Caroline hatte Annabelle am vergangenen Sonntag nach dem Kirchgang zum Tee eingeladen, und Annabelle war sehr glücklich darüber gewesen, weil es die erste Gelegenheit für einen offiziellen Auftritt an der Seite von Peregrine Baverstock werden sollte. Und nun das!
“Wenn Perry auf solchen Klatsch hört, dann ist er deiner nicht wert”, erklärte Lydia.
“Perry kann nichts dafür. Er würde mich in jedem Falle heiraten, sagt er. Aber er kann es nicht wagen, weil ihn seine Eltern sonst ohne einen Schilling vor die Tür setzen würden.”
“Es tut mir schrecklich leid, Annabelle”, erwiderte Lydia. “Nun, ich denke, das Geschwätz wird sich bald wieder legen. Ich hoffe das ganz inständig, denn Mama wäre schrecklich unglücklich, wenn sie davon erführe.”
“Es würde sich legen, wenn du Sir Arthur heiratest.” Annabelle nickte eifrig. “Du musst schnell mit ihm einig werden, bevor er hört …” Sie hielt inne und sah die Schwester eindringlich an. “Lydia, du hast ihm doch nicht etwa einen Korb gegeben, weil er Eure Verlobung bei dem Ball nicht bekannt gegeben hat?”
“Nein, nein, er wollte mir nur mehr Zeit zum Überlegen einräumen.”
“Überlegen! Was gibt es da noch zu überlegen? Es war zwischen ihm und Mama alles abgesprochen, aber du hast darauf bestanden, ihn hinzuhalten. Und das ist nun das Ergebnis! Wenn ihm die Gerüchte zu Ohren kommen, dann ist er es, der noch Zeit hat – Zeit, um seine Meinung zu ändern und seinen Antrag zurückzuziehen.”
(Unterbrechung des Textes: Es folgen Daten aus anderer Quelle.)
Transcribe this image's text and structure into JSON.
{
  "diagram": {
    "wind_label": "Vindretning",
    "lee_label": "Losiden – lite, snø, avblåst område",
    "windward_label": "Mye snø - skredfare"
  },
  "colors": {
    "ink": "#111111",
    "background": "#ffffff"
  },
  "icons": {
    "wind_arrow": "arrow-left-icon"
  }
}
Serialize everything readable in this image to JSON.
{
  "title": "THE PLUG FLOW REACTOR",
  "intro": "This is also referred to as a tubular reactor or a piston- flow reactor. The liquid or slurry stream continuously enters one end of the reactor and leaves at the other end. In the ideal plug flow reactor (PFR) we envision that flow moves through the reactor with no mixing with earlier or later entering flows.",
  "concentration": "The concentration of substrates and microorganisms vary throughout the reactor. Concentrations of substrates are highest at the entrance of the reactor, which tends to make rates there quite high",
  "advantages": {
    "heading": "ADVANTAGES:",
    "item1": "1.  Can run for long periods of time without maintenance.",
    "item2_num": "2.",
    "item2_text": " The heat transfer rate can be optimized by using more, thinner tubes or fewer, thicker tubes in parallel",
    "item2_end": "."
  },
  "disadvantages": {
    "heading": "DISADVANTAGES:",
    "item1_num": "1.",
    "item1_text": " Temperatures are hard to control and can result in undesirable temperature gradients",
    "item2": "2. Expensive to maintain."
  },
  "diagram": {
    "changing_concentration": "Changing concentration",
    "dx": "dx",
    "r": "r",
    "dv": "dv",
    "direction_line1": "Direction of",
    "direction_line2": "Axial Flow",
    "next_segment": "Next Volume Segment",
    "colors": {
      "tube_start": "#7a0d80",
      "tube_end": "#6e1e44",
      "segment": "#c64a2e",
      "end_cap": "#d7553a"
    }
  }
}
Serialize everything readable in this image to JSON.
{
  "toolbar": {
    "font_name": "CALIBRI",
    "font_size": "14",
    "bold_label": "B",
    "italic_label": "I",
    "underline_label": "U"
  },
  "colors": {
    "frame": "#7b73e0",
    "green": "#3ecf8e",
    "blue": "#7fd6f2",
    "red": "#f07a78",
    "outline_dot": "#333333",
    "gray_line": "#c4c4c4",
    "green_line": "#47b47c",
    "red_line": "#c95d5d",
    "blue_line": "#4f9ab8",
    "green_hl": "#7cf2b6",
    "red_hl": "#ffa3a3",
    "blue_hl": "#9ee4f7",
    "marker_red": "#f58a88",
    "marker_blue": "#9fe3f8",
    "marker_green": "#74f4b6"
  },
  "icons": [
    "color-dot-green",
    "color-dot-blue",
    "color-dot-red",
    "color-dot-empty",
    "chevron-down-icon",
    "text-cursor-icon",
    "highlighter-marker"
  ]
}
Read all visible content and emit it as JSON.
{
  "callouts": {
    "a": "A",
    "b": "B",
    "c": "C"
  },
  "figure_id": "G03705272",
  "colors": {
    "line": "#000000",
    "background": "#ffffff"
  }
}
Tief in ihrem Innern wünschte sich Lydia, dass er es tun möge. Aber sie wusste zugleich auch, dass es eine Katastrophe für die Familie wäre.
“Lydia, du willst ihn doch heiraten, nicht wahr?” drängte Annabelle weiter. “Du hast es schließlich gesagt. Und wenn Lord und Lady Baverstock sehen, was du für eine gute Partie gemacht hast, dann werden sie Perry auch erlauben, mich zu heiraten.”
“Du scheinst dir da sehr sicher zu sein.”
“Das bin ich auch … Perry hat es mir gesagt.”
“Wenn Ralph Latimer nicht zurückgekommen wäre, dann wäre das alles nicht passiert”, sagte Lydia ärgerlich. “Und auch jetzt noch könnte er die Gerüchte aus der Welt schaffen, wenn er nur wollte. Er könnte öffentlich erklären, dass alles seine Schuld war und die Angelegenheit nichts zu tun hatte mit Mama und dem alten Earl. Aber er schweigt.”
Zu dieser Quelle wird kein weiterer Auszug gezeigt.